|Authors||B.W. Hoeksema, S.E.T. van der Meij|
|Title||Cryptic marine biota of the Raja Ampat island group : Preliminary results of the Raja Ampat Expedition (2007), Ekspedisi Widya Nusantara (E-Win) of the Indonesian Institute of Sciences (LIPI)|
|Publisher||National Museum of Natural History Naturalis|
|Title series||Progress report|
|Keywords||cryptic marine biota; Raja Ampat; Naturalis expedition|
|Abstract||The Raja Ampat expedition in 2007 was organized by the National Museum of Natural History Naturalis in Leiden in cooperation with the Research Centre for Oceanography (RCO-LIPI, Jakarta) as part of Ekspedisi Widya Nusantara (E-Win expedition) of the Indonesian Institute of Sciences (LIPI). The research team consisted of scientists from Indonesia, the Netherlands, Palau and the United States. The Raja Ampat islands are located northwest of Bird’s Head' peninsula in Papua, Indonesia. This area has recently gained much media attention due to its high marine biodiversity and the recent discovery of several new species of corals and fish. The expedition was based at Kri Eco Resort of Papua Diving, on Kri Island.|
The expedition aimed to study cryptic biota, which consist of species that lead hidden lives. They may be difficult to find because of their small size, their successful camouflage or mimicry, or because they live in habitats that are nearly inaccessible or easily overlooked.

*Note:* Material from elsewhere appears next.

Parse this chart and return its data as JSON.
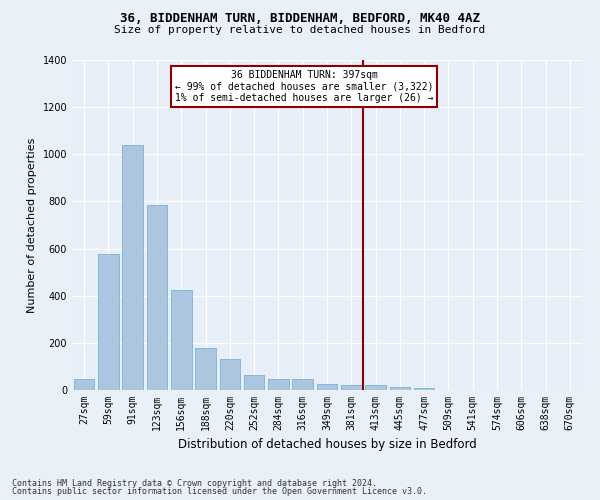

Some species resemble phylogenetically related species, called sibling species, which can be detected with the help of molecular (DNA) analyses. Use of camouflage is seen in many animals that live in close association with a host. In the case of such interspecific associations, the expedition members also studied the host organisms. Marine lakes, deep land inward bays, narrow channels, and deep sandy bottoms underneath reef slopes are examples of habitats that were studied despite their limited accessibility. All together, many different marine environments were studied.